The decoration of the Chapel was finished by Sixtus IV's nephew, Giuliano della Rovere, who became Pope Julius II (1503-1513). Julius II determined to renovate the city of Rome, and to help him realize this dream, he asked Michelangelo Buonarroti (1475-1564) to paint the Sistine Chapel Ceiling. This vast undertaking - covering an area of 12,000 square feet - was executed by Michelangelo, virtually unaided, between 1508 to 1512. Known as the Genesis fresco, it consists of a series of 9 frescoed images depicting God's Creation of the World, The Creation of Adam, God's Relationship with Man, and Man's Fall from Grace. Prophets and Sibyls who prophesied Christ's birth are at the sides of the ceiling. It is regarded as one of the great works of figurative fine art, and exemplifies many of the ideals of High Renaissance painting - not least the exaltation of the male nude.


Raphael Tapestries

In 1515, Pope Leo X (1513-1521) commissioned the famous young painter Raphael (1483-1520) to design the cartoons for a set of ten tapestries to cover the lowest tier of the walls, and to compete with the soaring religious art laid out on the ceiling. He was already involved in the Papal-led Renaissance in Rome through his previous work for Julius II, who had entrusted him with the fresco decoration of the papal apartments (Stanza della Segnatura), now known as the Raphael Rooms (Vatican), and he finished the tapestry art designs within a year. They were then woven in Brussels in the atelier of Pieter van Aelst during the period 1515-19. Although the cartoons, all based on images from the Acts of the Apostles, rank among Raphael's noblest designs, only a proportion of the actual brushwork was executed by the artist himself.

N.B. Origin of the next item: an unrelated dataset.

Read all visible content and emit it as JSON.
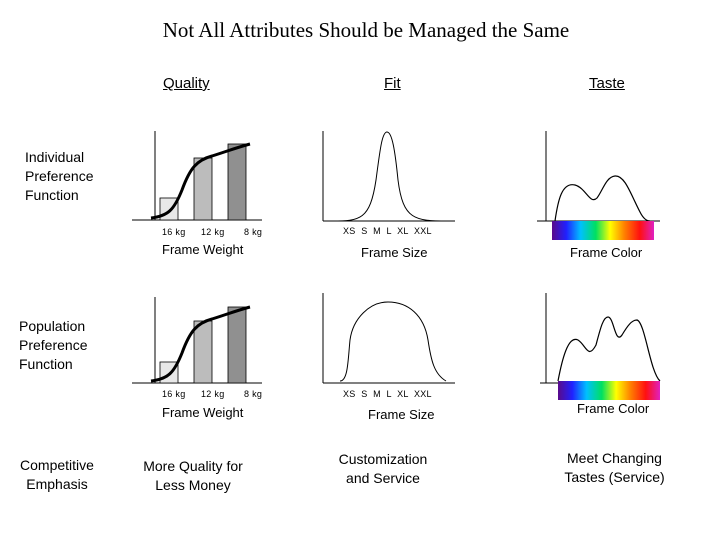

See also our article: How To Appreciate Paintings.

Last Judgment Fresco

In 1534, some twenty years after completing the Sistine ceiling fresco, Michelangelo was commissioned by Pope Paul III (1534-1549) to execute a mural painting depicting the Last Judgment on the altar wall of the chapel, after plans initially drawn up by Pope Clement VII (1523-1534). The painting was completed in 1541, 29 years to the day since the unveiling of the Genesis fresco, but light years away from it in feeling and meaning, with its menacing figures and mood of godly wrath. If the earlier High Renaissance-style Genesis work had captured the triumphant humanistic aesthetic of an ordered universe, the Mannerism-style Last Judgment reflected the new insecurity of an era characterized by the 1527 Sack of Rome and a European-wide contest of militancy between Protestantism and Catholic Counter-Reformation.

Greatest Religious Paintings Ever

From its very completion in 1512, Michelangelo's Sistine ceiling fresco was regarded as one of the supreme examples of pictorial art. His later Last Judgment, while attracting controversy for its use of nudity, is also thought to be one of the greatest works of religious painting. Given that Michelangelo is viewed principally as one of the world's most talented sculptors, one begins to appreciate why he heads the list of best artists of all time.